# Stihl BG55 won't crank



## tad1

Hey guys, 
I'm having trouble getting my BG55 blower to start. It is just a couple of years old. I have never had any problems starting it before. I try and put the correct fuel/2-cycle oil ratio in it as well as adding fuel stabilizer to my gas. I ran the blower probably a few weeks back w/ no problems. First thing I did was replace the spark plug and air filter. The plug sparks when I crank it and the priming bulb fills w/ fuel but it won't start. Today I tried some starting fluid in the cylinder and also in the carb but no luck. I took a look at the fuel filter and visually it looks fine. 
Where the heck do I start w/ this thing? I'd appreciate any help you guys could give me.
Thanks a lot, 
J.T.


----------



## tommyj3

Remove the screen in the muffler to see if it is clogged with carbon. If the screen is clean I would say you have an air leak around base of carb or a bad crank seal. Also check all bolts on the engine to be sure they are tight.

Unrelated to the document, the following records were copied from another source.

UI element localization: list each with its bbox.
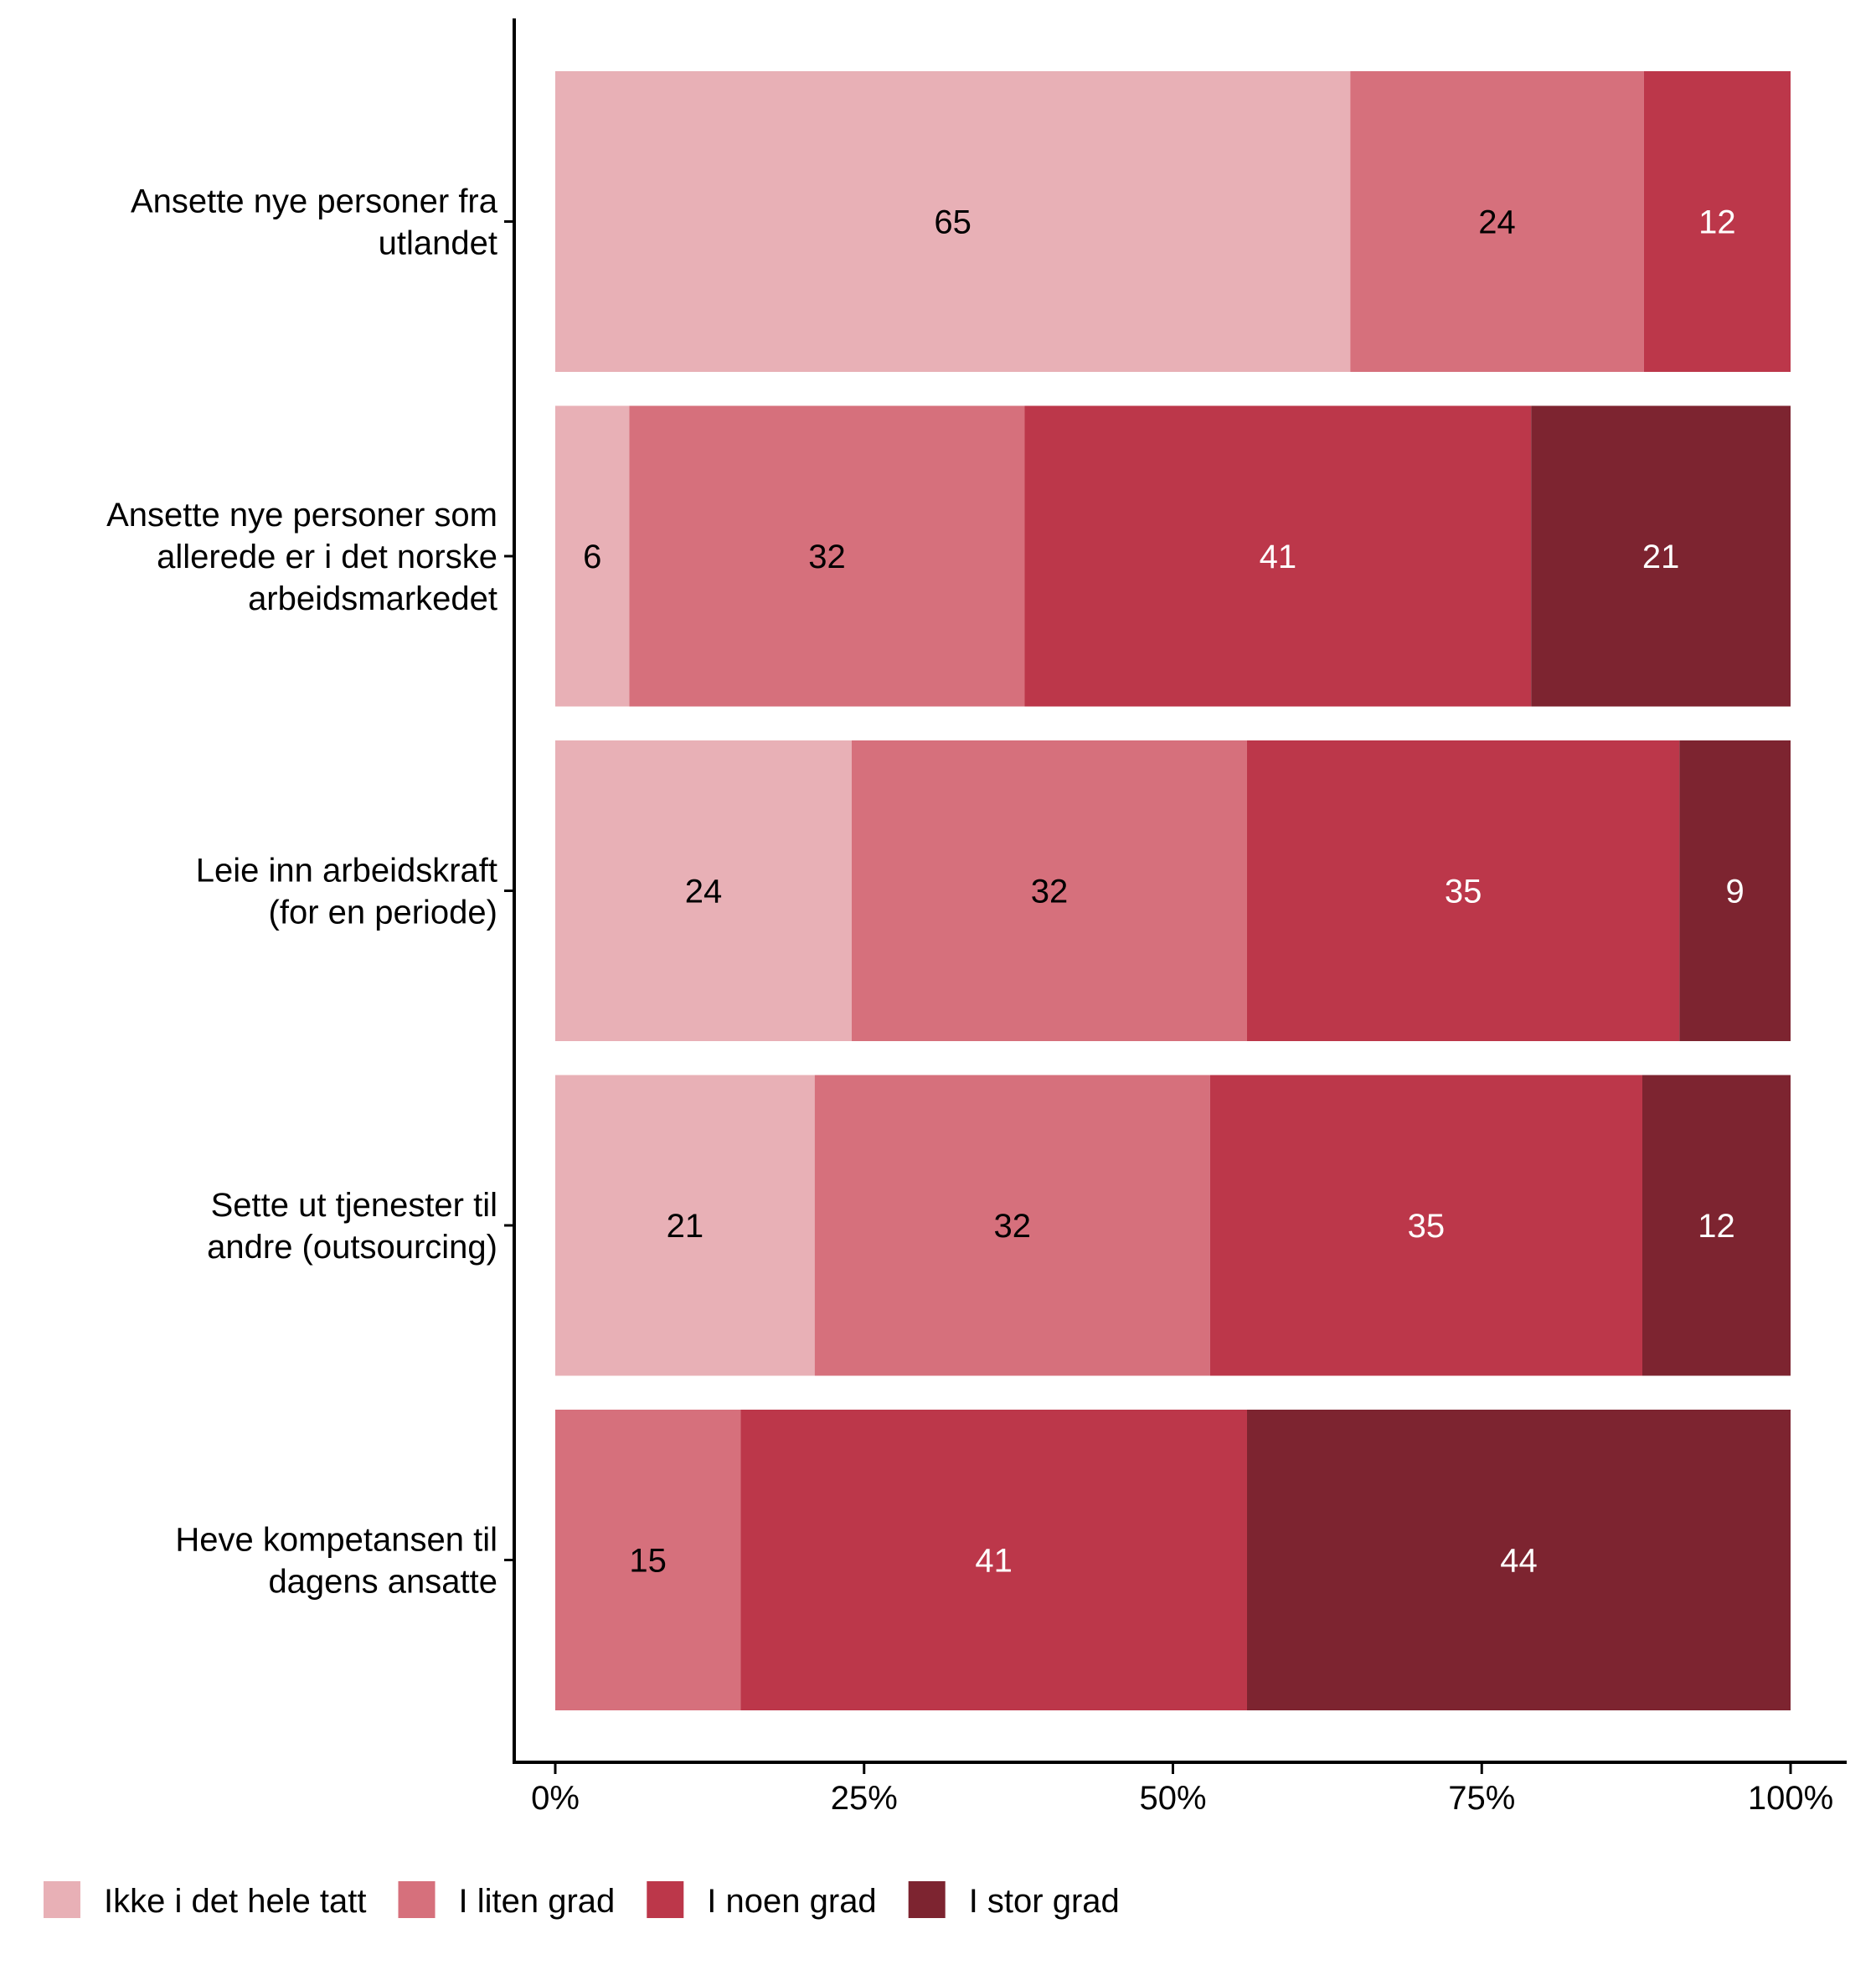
bar-segment [629,405,1025,707]
data-label: 15 [629,1543,667,1580]
y-tick-label: (for en periode) [269,895,497,931]
data-label: 32 [1031,874,1069,910]
bar-segment [814,1075,1210,1376]
bar-segment [555,1410,741,1710]
x-tick-label: 25% [831,1780,898,1817]
y-tick-label: Leie inn arbeidskraft [196,853,497,890]
data-label: 35 [1445,874,1482,910]
y-tick-label: Sette ut tjenester til [211,1187,497,1224]
bar-segment [1247,1410,1791,1710]
y-tick-label: andre (outsourcing) [207,1229,497,1266]
x-tick-label: 50% [1139,1780,1206,1817]
data-label: 24 [1478,204,1516,241]
legend-swatch [44,1881,80,1918]
x-tick-label: 0% [531,1780,580,1817]
data-label: 21 [1642,539,1680,575]
y-tick-label: arbeidsmarkedet [248,580,497,617]
y-tick-label: dagens ansatte [268,1564,497,1601]
x-tick-label: 75% [1448,1780,1515,1817]
y-tick-label: Ansette nye personer som [106,497,497,534]
bar-segment [1531,405,1791,707]
bar-segment [1209,1075,1642,1376]
bar-segment [555,740,852,1041]
bar-segment [852,740,1247,1041]
legend-label: Ikke i det hele tatt [104,1883,367,1920]
y-tick-label: allerede er i det norske [157,539,497,575]
y-tick-label: utlandet [379,225,497,262]
bar-segment [1643,71,1791,372]
legend-swatch [398,1881,436,1918]
data-label: 6 [583,539,601,575]
legend-swatch [647,1881,684,1918]
data-label: 35 [1408,1208,1446,1245]
data-label: 41 [975,1543,1013,1580]
bar-segment [1642,1075,1791,1376]
data-label: 44 [1500,1543,1538,1580]
bar-segment [740,1410,1247,1710]
bar-segment [555,71,1351,372]
bar-segment [1679,740,1791,1041]
data-label: 12 [1698,1208,1735,1245]
legend-label: I noen grad [707,1883,876,1920]
bar-segment [1350,71,1644,372]
y-tick-label: Ansette nye personer fra [131,183,498,220]
data-label: 9 [1726,874,1745,910]
data-label: 32 [994,1208,1032,1245]
data-label: 41 [1260,539,1297,575]
data-label: 32 [808,539,846,575]
data-label: 12 [1698,204,1736,241]
bar-segment [1247,740,1680,1041]
y-tick-label: Heve kompetansen til [175,1522,497,1559]
legend-swatch [908,1881,946,1918]
legend-label: I stor grad [969,1883,1120,1920]
bar-segment [1024,405,1532,707]
data-label: 65 [934,204,972,241]
data-label: 21 [667,1208,704,1245]
legend-label: I liten grad [459,1883,616,1920]
bar-segment [555,1075,815,1376]
data-label: 24 [685,874,723,910]
x-tick-label: 100% [1748,1780,1833,1817]
bar-segment [555,405,630,707]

If it was a fuel problem it should have fired on the starting fluild. (By the way starting fuild is very hard on 2 stroke engines)


----------



## dawgpile

If you verify you have no leakage, then I'd look at replacing the diaphragms and gaskets in the carb after a thorough cleaning. This is a $5-6 kit, so well worth the investment. Just to be on the safe side, I'd throw in a new plug for $2.50.

If you can't get the engine to pop, and you are confident about the existence of spark, then I'd suspect a sheared flywheel key. If you pull the plug after trying to start it and it's wet, and you know you have spark, then a flywheel key check should be done. This of course causes the timing to be off and hence, a no start condition.

One last comment; you should check whatever 2 cycle oil you are mixing with your fuel as most already contain a fuel stabilizer, so adding one separately is not necessary.

Let us know what you find!


----------



## tad1

Tommy, you were right on with the clogged muffler screen. On first glance it looked clean but there was some serious crust right in the aperture when I looked in and I got that out and it cranked up like a champ!!! 
Thanks so much guys for the replies. I think I've learned a good bit about the blower in the past couple days! Can't go thru life ignorant!
Thanks, 
J.T.


----------



## texastoolguy

You guys just saved me a trip to the dealer. Had a BG55 that wouldn't fire. I had disassembled it checked the spark and carb and it looked good. I knew I had spark but it would not pop. The tip to check the muffler paid off. A mud-dauber decided to clog up my output. Makes sense now that I found it. If air can't get out, fuel can't get in. Thanks.


----------